The $94.6 million isn't factored into the state's projected surplus of $216 million that lawmakers could decide to spend in this year's regular session, state officials said. Gov. Asa Hutchinson has proposed spending all of the $216 million for a variety of state needs.
Hutchinson said he's "pleased that our net revenue exceeds projections, but my goal is to accelerate the rate of growth in the private sector."
"In order to accomplish that goal, we need to be conservative in our approach to the state budget," the Republican governor said in a written statement.
Sen. Larry Teague, D-Nashville, who is co-chairman of the Legislature's Joint Budget Committee, said he hopes lawmakers get to allocate some of the excess funds through the General Improvement Fund to agencies to distribute to recommended projects. The General Improvement Fund is financed through state surplus funds.

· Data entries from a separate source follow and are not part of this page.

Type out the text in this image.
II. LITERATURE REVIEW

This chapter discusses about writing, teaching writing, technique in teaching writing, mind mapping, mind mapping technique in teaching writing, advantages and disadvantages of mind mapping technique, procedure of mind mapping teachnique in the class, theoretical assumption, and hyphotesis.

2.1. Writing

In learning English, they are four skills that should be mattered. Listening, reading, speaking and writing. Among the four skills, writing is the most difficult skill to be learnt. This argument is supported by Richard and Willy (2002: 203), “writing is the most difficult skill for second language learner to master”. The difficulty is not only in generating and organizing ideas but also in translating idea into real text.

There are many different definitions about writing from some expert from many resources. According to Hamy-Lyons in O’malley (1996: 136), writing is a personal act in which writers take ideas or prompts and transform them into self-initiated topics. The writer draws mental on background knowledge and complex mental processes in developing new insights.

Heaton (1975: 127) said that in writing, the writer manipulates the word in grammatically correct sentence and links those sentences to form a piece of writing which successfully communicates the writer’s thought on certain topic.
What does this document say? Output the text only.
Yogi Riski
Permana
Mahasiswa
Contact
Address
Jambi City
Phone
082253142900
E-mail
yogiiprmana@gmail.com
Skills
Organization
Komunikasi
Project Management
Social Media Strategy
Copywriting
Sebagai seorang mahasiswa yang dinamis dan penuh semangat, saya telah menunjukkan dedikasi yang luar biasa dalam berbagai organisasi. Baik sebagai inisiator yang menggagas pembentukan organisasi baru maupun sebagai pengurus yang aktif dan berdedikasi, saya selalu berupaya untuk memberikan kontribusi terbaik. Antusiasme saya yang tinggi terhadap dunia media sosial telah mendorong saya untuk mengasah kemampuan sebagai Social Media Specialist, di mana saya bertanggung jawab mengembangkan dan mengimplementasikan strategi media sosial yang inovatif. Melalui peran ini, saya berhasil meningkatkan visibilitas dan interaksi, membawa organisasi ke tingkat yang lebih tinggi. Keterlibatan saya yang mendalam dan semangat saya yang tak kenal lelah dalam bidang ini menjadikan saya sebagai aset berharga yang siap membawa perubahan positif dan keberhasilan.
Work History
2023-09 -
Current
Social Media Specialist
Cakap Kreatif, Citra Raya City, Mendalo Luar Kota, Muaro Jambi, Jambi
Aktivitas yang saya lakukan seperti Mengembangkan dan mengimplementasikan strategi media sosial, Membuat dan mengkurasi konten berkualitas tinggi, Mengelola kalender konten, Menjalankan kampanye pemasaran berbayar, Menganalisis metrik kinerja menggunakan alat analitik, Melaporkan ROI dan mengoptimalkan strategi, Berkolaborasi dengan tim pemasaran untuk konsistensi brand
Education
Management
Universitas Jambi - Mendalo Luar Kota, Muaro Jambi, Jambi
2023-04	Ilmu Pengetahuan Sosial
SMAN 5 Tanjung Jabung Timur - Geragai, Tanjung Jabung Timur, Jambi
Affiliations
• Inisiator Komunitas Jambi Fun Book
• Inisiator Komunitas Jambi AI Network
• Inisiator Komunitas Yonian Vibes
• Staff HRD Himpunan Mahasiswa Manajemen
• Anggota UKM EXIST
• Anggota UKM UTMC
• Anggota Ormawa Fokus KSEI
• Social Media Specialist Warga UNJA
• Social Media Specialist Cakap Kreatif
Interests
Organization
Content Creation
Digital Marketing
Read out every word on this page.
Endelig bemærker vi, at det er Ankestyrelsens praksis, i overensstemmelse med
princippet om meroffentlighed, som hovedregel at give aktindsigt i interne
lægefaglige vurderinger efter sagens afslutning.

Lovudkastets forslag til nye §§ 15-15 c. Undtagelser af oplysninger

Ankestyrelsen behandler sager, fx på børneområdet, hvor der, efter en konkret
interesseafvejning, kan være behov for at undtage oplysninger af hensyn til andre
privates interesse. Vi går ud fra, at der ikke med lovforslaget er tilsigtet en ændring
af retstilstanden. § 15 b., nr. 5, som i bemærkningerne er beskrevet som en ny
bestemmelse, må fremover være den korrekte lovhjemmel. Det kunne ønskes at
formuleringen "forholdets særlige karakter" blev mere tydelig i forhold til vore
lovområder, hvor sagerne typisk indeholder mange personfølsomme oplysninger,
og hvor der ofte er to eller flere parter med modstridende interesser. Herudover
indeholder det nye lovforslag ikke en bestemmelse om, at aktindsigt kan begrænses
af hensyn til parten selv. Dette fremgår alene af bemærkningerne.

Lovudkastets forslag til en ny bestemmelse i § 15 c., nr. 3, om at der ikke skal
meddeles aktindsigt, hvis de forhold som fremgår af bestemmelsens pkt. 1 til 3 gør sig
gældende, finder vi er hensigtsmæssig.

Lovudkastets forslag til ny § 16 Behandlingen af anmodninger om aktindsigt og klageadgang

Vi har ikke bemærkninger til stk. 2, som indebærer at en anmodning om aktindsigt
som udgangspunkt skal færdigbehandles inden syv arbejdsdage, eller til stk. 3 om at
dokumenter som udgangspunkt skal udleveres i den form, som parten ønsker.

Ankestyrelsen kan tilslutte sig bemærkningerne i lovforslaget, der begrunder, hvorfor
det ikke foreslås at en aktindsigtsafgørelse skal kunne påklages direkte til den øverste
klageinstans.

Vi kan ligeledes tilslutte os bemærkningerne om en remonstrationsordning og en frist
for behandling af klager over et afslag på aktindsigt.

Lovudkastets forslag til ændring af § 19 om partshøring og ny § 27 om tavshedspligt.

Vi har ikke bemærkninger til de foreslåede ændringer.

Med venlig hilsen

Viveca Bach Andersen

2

"I continue to say we get $10 million, and nobody said 'Not yet'" in General Improvement Funds for the Senate, Teague said.

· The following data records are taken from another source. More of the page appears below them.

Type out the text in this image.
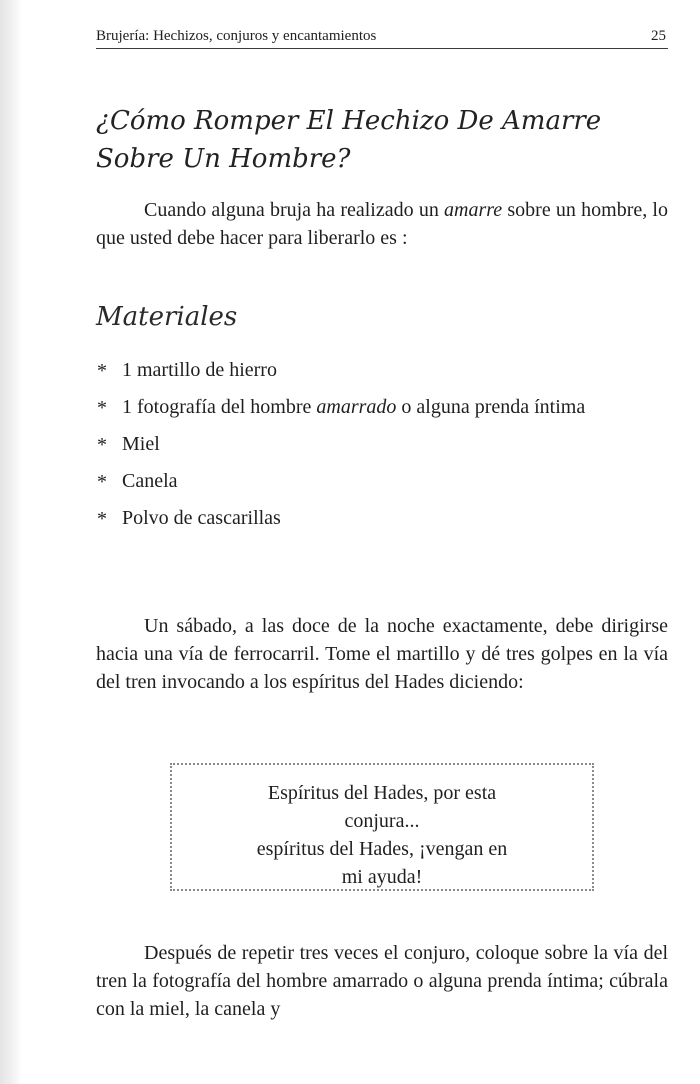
Brujería: Hechizos, conjuros y encantamientos	25
¿Cómo Romper El Hechizo De Amarre Sobre Un Hombre?

Cuando alguna bruja ha realizado un amarre sobre un hombre, lo que usted debe hacer para liberarlo es :

Materiales
* 1 martillo de hierro
* 1 fotografía del hombre amarrado o alguna prenda íntima
* Miel
* Canela
* Polvo de cascarillas

Un sábado, a las doce de la noche exactamente, debe dirigirse hacia una vía de ferrocarril. Tome el martillo y dé tres golpes en la vía del tren invocando a los espíritus del Hades diciendo:

Espíritus del Hades, por esta
conjura...
espíritus del Hades, ¡vengan en
mi ayuda!

Después de repetir tres veces el conjuro, coloque sobre la vía del tren la fotografía del hombre amarrado o alguna prenda íntima; cúbrala con la miel, la canela y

The House would get $10 million in General Improvement Funds under this scenario, and "I guess you gotta give to the governor something, a little bit of money, too," for General Improvement Funds, Teague said.

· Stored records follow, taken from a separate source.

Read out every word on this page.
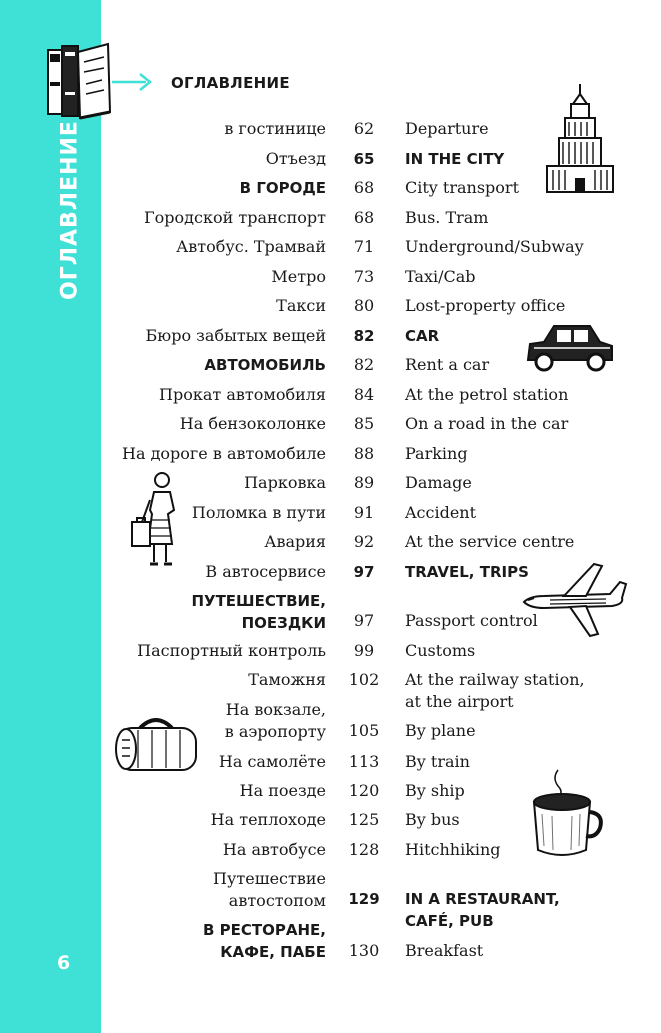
ОГЛАВЛЕНИЕ
6
ОГЛАВЛЕНИЕ
в гостинице
Отъезд
В ГОРОДЕ
Городской транспорт
Автобус. Трамвай
Метро
Такси
Бюро забытых вещей
АВТОМОБИЛЬ
Прокат автомобиля
На бензоколонке
На дороге в автомобиле
Парковка
Поломка в пути
Авария
В автосервисе
ПУТЕШЕСТВИЕ,
ПОЕЗДКИ
Паспортный контроль
Таможня
На вокзале,
в аэропорту
На самолёте
На поезде
На теплоходе
На автобусе
Путешествие
автостопом
В РЕСТОРАНЕ,
КАФЕ, ПАБЕ
62
65
68
68
71
73
80
82
82
84
85
88
89
91
92
97
97
99
102
105
113
120
125
128
129
130
Departure
IN THE CITY
City transport
Bus. Tram
Underground/Subway
Taxi/Cab
Lost-property office
CAR
Rent a car
At the petrol station
On a road in the car
Parking
Damage
Accident
At the service centre
TRAVEL, TRIPS
Passport control
Customs
At the railway station,
at the airport
By plane
By train
By ship
By bus
Hitchhiking
IN A RESTAURANT,
CAFÉ, PUB
Breakfast
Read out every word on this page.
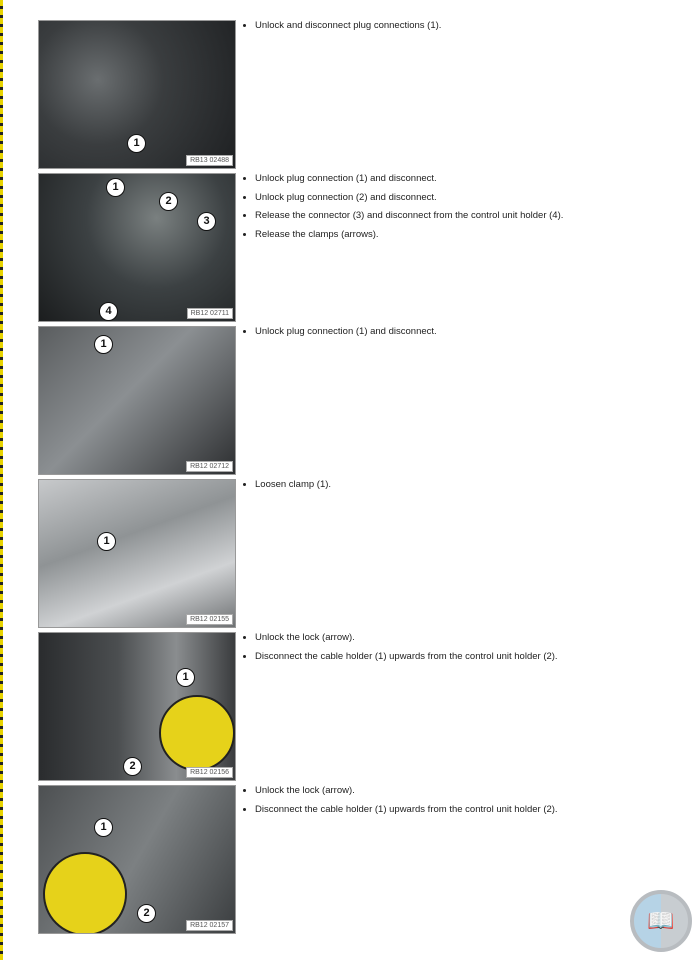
1
RB13 02488
• Unlock and disconnect plug connections (1).
1
2
3
4	RB12 02711
• Unlock plug connection (1) and disconnect.
• Unlock plug connection (2) and disconnect.
• Release the connector (3) and disconnect from the control unit holder (4).
• Release the clamps (arrows).
1
RB12 02712
• Unlock plug connection (1) and disconnect.
1
RB12 02155
• Loosen clamp (1).
1
2
RB12 02156
• Unlock the lock (arrow).
• Disconnect the cable holder (1) upwards from the control unit holder (2).
1
2
RB12 02157
• Unlock the lock (arrow).
• Disconnect the cable holder (1) upwards from the control unit holder (2).
📖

Senate Republican leader Jim Hendren of Sulphur Springs said that "we haven't had specific numbers thrown about."
"We have talked philosophically," said Hendren, who is the governor's nephew. "I think most of the folks that I know are not a big fan of GIF. They are more a big fan of less government and less taxes, so I don't think you'll see a lot of pressure from our side to fight for GIF. I think you'll see more pressure for fighting for tax cuts."
The Legislature and Hutchinson already have enacted Act 22, cutting income-tax rates for Arkansans with taxable incomes ranging from $21,000 to $75,000, a reduction that was offset partly by the partial repeal of a capital-gains tax cut enacted in 2013.
The resulting loss of revenue to the state will amount to about $22.9 million in fiscal 2016 and about $90 million in fiscal 2017, according to the finance department.
According to the finance department, February's general revenue includes:
• A $16.2 million (7.2 percent) decline in individual income taxes over a year ago to $210.5 million, which is $17.4 million (7.6 percent) below forecast.
The decline in individual income taxes includes an $18.9 million dip in withholdings over a year ago to $195.7 million, lagging the state's forecast by $20.9 million.
The decline in individual income taxes in February after a surge in January "indicate timing effects of tax payments, among other factors," the department said.
According to the latest figures, the unemployment rate in Arkansas fell to 5.7 percent in December -- marking the fourth-straight month of declines, the U.S. Bureau of Labor Statistics reported.
• A $9.5 million (5.7 percent) increase in sales and use taxes over a year ago to $176.5 million, which is $8.4 million (5 percent) above the forecast.
John Shelnutt, the state's chief economic forecaster, said motor vehicle sales increased more than 6 percent, which is in line with the sales increase.
"We do expect the savings on motor fuel to come through to other types of sales, which may be part of that," he said.
• A $1.2 million (21.8 percent) drop in corporate income taxes over a year ago to $4.3 million, which is $1.4 million (24.1 percent) below the forecast. February is traditionally a low month for collections of corporate income taxes.
• A $500,000 (2.9 percent) dip in tobacco taxes from a year ago to $15.5 million, which is $500,000 (3.2 percent) below the forecast. Monthly changes in tobacco-tax collections are attributed to uneven patterns of tobacco stamp sales to wholesale purchasers.
Richard Wilson, assistant director of research for the Bureau of Legislative Research, had a ho-hum take on February's revenue report.
"Nothing exciting," Wilson wrote in an email. "Another decent month for sales/use [collections]."